No falta quien las acuse de haberse dedicado a otros oficios igual de lucrativos y peor considerados, algunos tan antiguos como la propia aruspicina. "No todas pero alguna sí se dedicaba al calor de los hombres", dice el viejo

Volviendo al tema de las brujas, tampoco falta quien las acuse de haberse dedicado a otros oficios igual de lucrativos y peor considerados, algunos tan antiguos como la propia aruspicina. "No todas pero alguna sí se dedicaba al calor de los hombres", dice el viejo. En casa de Rosa la Negra, por ejemplo, los solteros y algunos casados se tumbaban sobre esteras de esparto y fumaban pipas rudimentarias de un polen parduzco que llamaban Tierra Santa. Tenía dos habitaciones alquiladas a un par de hermanas de rasgos orientales a las que todo el pueblo conocían como las Filipinas. Al parecer, en cuanto los clientes olvidaban sus problemas y temores, consumidos entre el humo denso y algunos vómitos amarillos, los conducían de la mano a aquellos aposentos oscuros que hoy sirven como almacén a una de las típicas tiendas de barrio. Los marineros aseguraban que visitar a las Filipinas resultaba imprescindible para garantizar buena pesca. Montaban a aquellas muchachitas como si fuesen las propias hijas del mar y, una vez a bordo de sus barcos, llenos de superstición y malas palabras, relataban con pelos y señales sus correrías sexuales a viva voz, convencidos de que sus bravatas tenían la virtud de enfurecer las aguas y obligarlas a escupir toneladas de mariscos y pescados.

Hoy, cuando regresan a puerto con las patenas vacías y los pulmones llenos de tabaco, resulta inevitable recordar aquellos tiempos en los que todo sucedía por alguna razón y cualquier mal parecía tener remedio.

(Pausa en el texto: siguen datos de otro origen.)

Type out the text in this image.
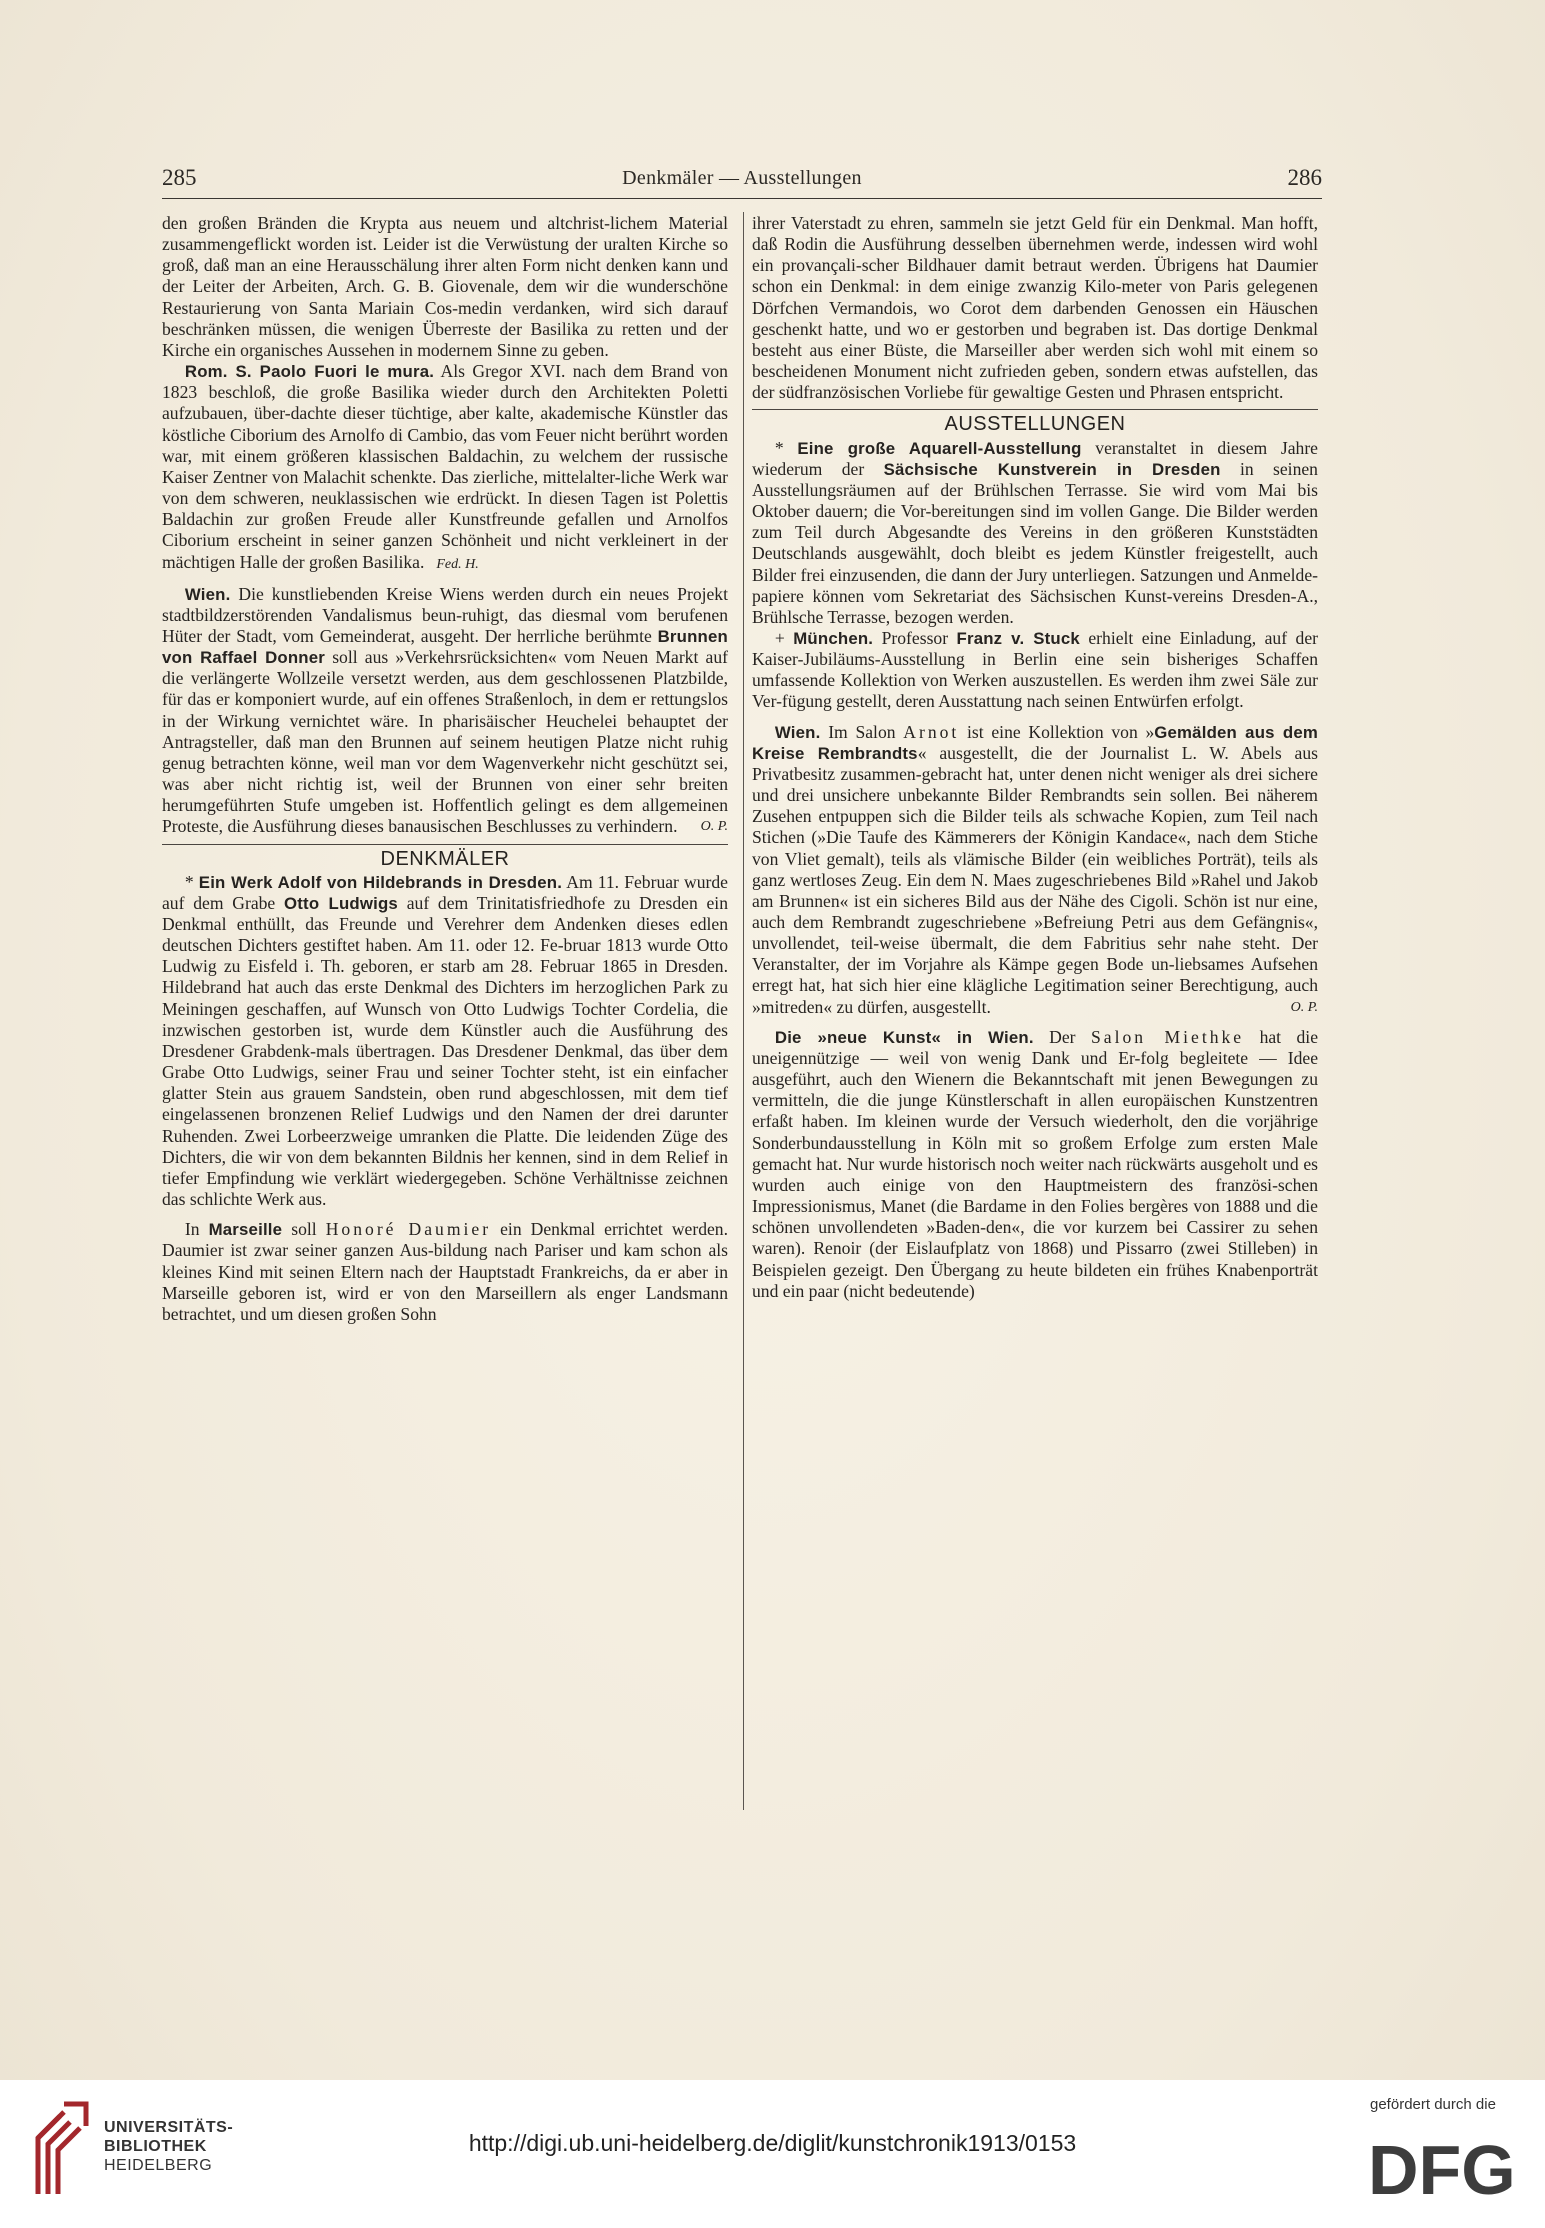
285	Denkmäler — Ausstellungen	286

den großen Bränden die Krypta aus neuem und altchrist-lichem Material zusammengeflickt worden ist. Leider ist die Verwüstung der uralten Kirche so groß, daß man an eine Herausschälung ihrer alten Form nicht denken kann und der Leiter der Arbeiten, Arch. G. B. Giovenale, dem wir die wunderschöne Restaurierung von Santa Mariain Cos-medin verdanken, wird sich darauf beschränken müssen, die wenigen Überreste der Basilika zu retten und der Kirche ein organisches Aussehen in modernem Sinne zu geben.

Rom. S. Paolo Fuori le mura. Als Gregor XVI. nach dem Brand von 1823 beschloß, die große Basilika wieder durch den Architekten Poletti aufzubauen, über-dachte dieser tüchtige, aber kalte, akademische Künstler das köstliche Ciborium des Arnolfo di Cambio, das vom Feuer nicht berührt worden war, mit einem größeren klassischen Baldachin, zu welchem der russische Kaiser Zentner von Malachit schenkte. Das zierliche, mittelalter-liche Werk war von dem schweren, neuklassischen wie erdrückt. In diesen Tagen ist Polettis Baldachin zur großen Freude aller Kunstfreunde gefallen und Arnolfos Ciborium erscheint in seiner ganzen Schönheit und nicht verkleinert in der mächtigen Halle der großen Basilika. Fed. H.

Wien. Die kunstliebenden Kreise Wiens werden durch ein neues Projekt stadtbildzerstörenden Vandalismus beun-ruhigt, das diesmal vom berufenen Hüter der Stadt, vom Gemeinderat, ausgeht. Der herrliche berühmte Brunnen von Raffael Donner soll aus »Verkehrsrücksichten« vom Neuen Markt auf die verlängerte Wollzeile versetzt werden, aus dem geschlossenen Platzbilde, für das er komponiert wurde, auf ein offenes Straßenloch, in dem er rettungslos in der Wirkung vernichtet wäre. In pharisäischer Heuchelei behauptet der Antragsteller, daß man den Brunnen auf seinem heutigen Platze nicht ruhig genug betrachten könne, weil man vor dem Wagenverkehr nicht geschützt sei, was aber nicht richtig ist, weil der Brunnen von einer sehr breiten herumgeführten Stufe umgeben ist. Hoffentlich gelingt es dem allgemeinen Proteste, die Ausführung dieses banausischen Beschlusses zu verhindern.	O. P.

DENKMÄLER

* Ein Werk Adolf von Hildebrands in Dresden. Am 11. Februar wurde auf dem Grabe Otto Ludwigs auf dem Trinitatisfriedhofe zu Dresden ein Denkmal enthüllt, das Freunde und Verehrer dem Andenken dieses edlen deutschen Dichters gestiftet haben. Am 11. oder 12. Fe-bruar 1813 wurde Otto Ludwig zu Eisfeld i. Th. geboren, er starb am 28. Februar 1865 in Dresden. Hildebrand hat auch das erste Denkmal des Dichters im herzoglichen Park zu Meiningen geschaffen, auf Wunsch von Otto Ludwigs Tochter Cordelia, die inzwischen gestorben ist, wurde dem Künstler auch die Ausführung des Dresdener Grabdenk-mals übertragen. Das Dresdener Denkmal, das über dem Grabe Otto Ludwigs, seiner Frau und seiner Tochter steht, ist ein einfacher glatter Stein aus grauem Sandstein, oben rund abgeschlossen, mit dem tief eingelassenen bronzenen Relief Ludwigs und den Namen der drei darunter Ruhenden. Zwei Lorbeerzweige umranken die Platte. Die leidenden Züge des Dichters, die wir von dem bekannten Bildnis her kennen, sind in dem Relief in tiefer Empfindung wie verklärt wiedergegeben. Schöne Verhältnisse zeichnen das schlichte Werk aus.

In Marseille soll Honoré Daumier ein Denkmal errichtet werden. Daumier ist zwar seiner ganzen Aus-bildung nach Pariser und kam schon als kleines Kind mit seinen Eltern nach der Hauptstadt Frankreichs, da er aber in Marseille geboren ist, wird er von den Marseillern als enger Landsmann betrachtet, und um diesen großen Sohn

ihrer Vaterstadt zu ehren, sammeln sie jetzt Geld für ein Denkmal. Man hofft, daß Rodin die Ausführung desselben übernehmen werde, indessen wird wohl ein provançali-scher Bildhauer damit betraut werden. Übrigens hat Daumier schon ein Denkmal: in dem einige zwanzig Kilo-meter von Paris gelegenen Dörfchen Vermandois, wo Corot dem darbenden Genossen ein Häuschen geschenkt hatte, und wo er gestorben und begraben ist. Das dortige Denkmal besteht aus einer Büste, die Marseiller aber werden sich wohl mit einem so bescheidenen Monument nicht zufrieden geben, sondern etwas aufstellen, das der südfranzösischen Vorliebe für gewaltige Gesten und Phrasen entspricht.

AUSSTELLUNGEN

* Eine große Aquarell-Ausstellung veranstaltet in diesem Jahre wiederum der Sächsische Kunstverein in Dresden in seinen Ausstellungsräumen auf der Brühlschen Terrasse. Sie wird vom Mai bis Oktober dauern; die Vor-bereitungen sind im vollen Gange. Die Bilder werden zum Teil durch Abgesandte des Vereins in den größeren Kunststädten Deutschlands ausgewählt, doch bleibt es jedem Künstler freigestellt, auch Bilder frei einzusenden, die dann der Jury unterliegen. Satzungen und Anmelde-papiere können vom Sekretariat des Sächsischen Kunst-vereins Dresden-A., Brühlsche Terrasse, bezogen werden.

+ München. Professor Franz v. Stuck erhielt eine Einladung, auf der Kaiser-Jubiläums-Ausstellung in Berlin eine sein bisheriges Schaffen umfassende Kollektion von Werken auszustellen. Es werden ihm zwei Säle zur Ver-fügung gestellt, deren Ausstattung nach seinen Entwürfen erfolgt.

Wien. Im Salon Arnot ist eine Kollektion von »Gemälden aus dem Kreise Rembrandts« ausgestellt, die der Journalist L. W. Abels aus Privatbesitz zusammen-gebracht hat, unter denen nicht weniger als drei sichere und drei unsichere unbekannte Bilder Rembrandts sein sollen. Bei näherem Zusehen entpuppen sich die Bilder teils als schwache Kopien, zum Teil nach Stichen (»Die Taufe des Kämmerers der Königin Kandace«, nach dem Stiche von Vliet gemalt), teils als vlämische Bilder (ein weibliches Porträt), teils als ganz wertloses Zeug. Ein dem N. Maes zugeschriebenes Bild »Rahel und Jakob am Brunnen« ist ein sicheres Bild aus der Nähe des Cigoli. Schön ist nur eine, auch dem Rembrandt zugeschriebene »Befreiung Petri aus dem Gefängnis«, unvollendet, teil-weise übermalt, die dem Fabritius sehr nahe steht. Der Veranstalter, der im Vorjahre als Kämpe gegen Bode un-liebsames Aufsehen erregt hat, hat sich hier eine klägliche Legitimation seiner Berechtigung, auch »mitreden« zu dürfen, ausgestellt.	O. P.

Die »neue Kunst« in Wien. Der Salon Miethke hat die uneigennützige — weil von wenig Dank und Er-folg begleitete — Idee ausgeführt, auch den Wienern die Bekanntschaft mit jenen Bewegungen zu vermitteln, die die junge Künstlerschaft in allen europäischen Kunstzentren erfaßt haben. Im kleinen wurde der Versuch wiederholt, den die vorjährige Sonderbundausstellung in Köln mit so großem Erfolge zum ersten Male gemacht hat. Nur wurde historisch noch weiter nach rückwärts ausgeholt und es wurden auch einige von den Hauptmeistern des französi-schen Impressionismus, Manet (die Bardame in den Folies bergères von 1888 und die schönen unvollendeten »Baden-den«, die vor kurzem bei Cassirer zu sehen waren). Renoir (der Eislaufplatz von 1868) und Pissarro (zwei Stilleben) in Beispielen gezeigt. Den Übergang zu heute bildeten ein frühes Knabenporträt und ein paar (nicht bedeutende)

UNIVERSITÄTS-
BIBLIOTHEK
HEIDELBERG
http://digi.ub.uni-heidelberg.de/diglit/kunstchronik1913/0153
gefördert durch die
DFG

De Rosalía, la Negra o las Filipinas apenas perdura un vago recuerdo, convencidos los más jóvenes de la falsedad de tales historias e incapaces, los más viejos, de compartirlas sin sentirse desplazados por un mundo acelerado y entregado en sacrificio a los teléfonos inteligentes, la ropa de diseño y el hedonismo. Al viejo Ramírez no le parece esto ni mal ni bien. "A todo se acostumbra uno", dice. Luego enciende un Ducados, se queda mirando a la vieja casa de Rosalía y expulsa el humo de una sola vez, como si dentro de su cuerpo no hubiese espacio suficiente para tanta nicotina y tantos recuerdos. "Eran buenas mujeres, muy sabias", repite. "Brujas las que tengo yo en casa, que no me llega la pensión a nada".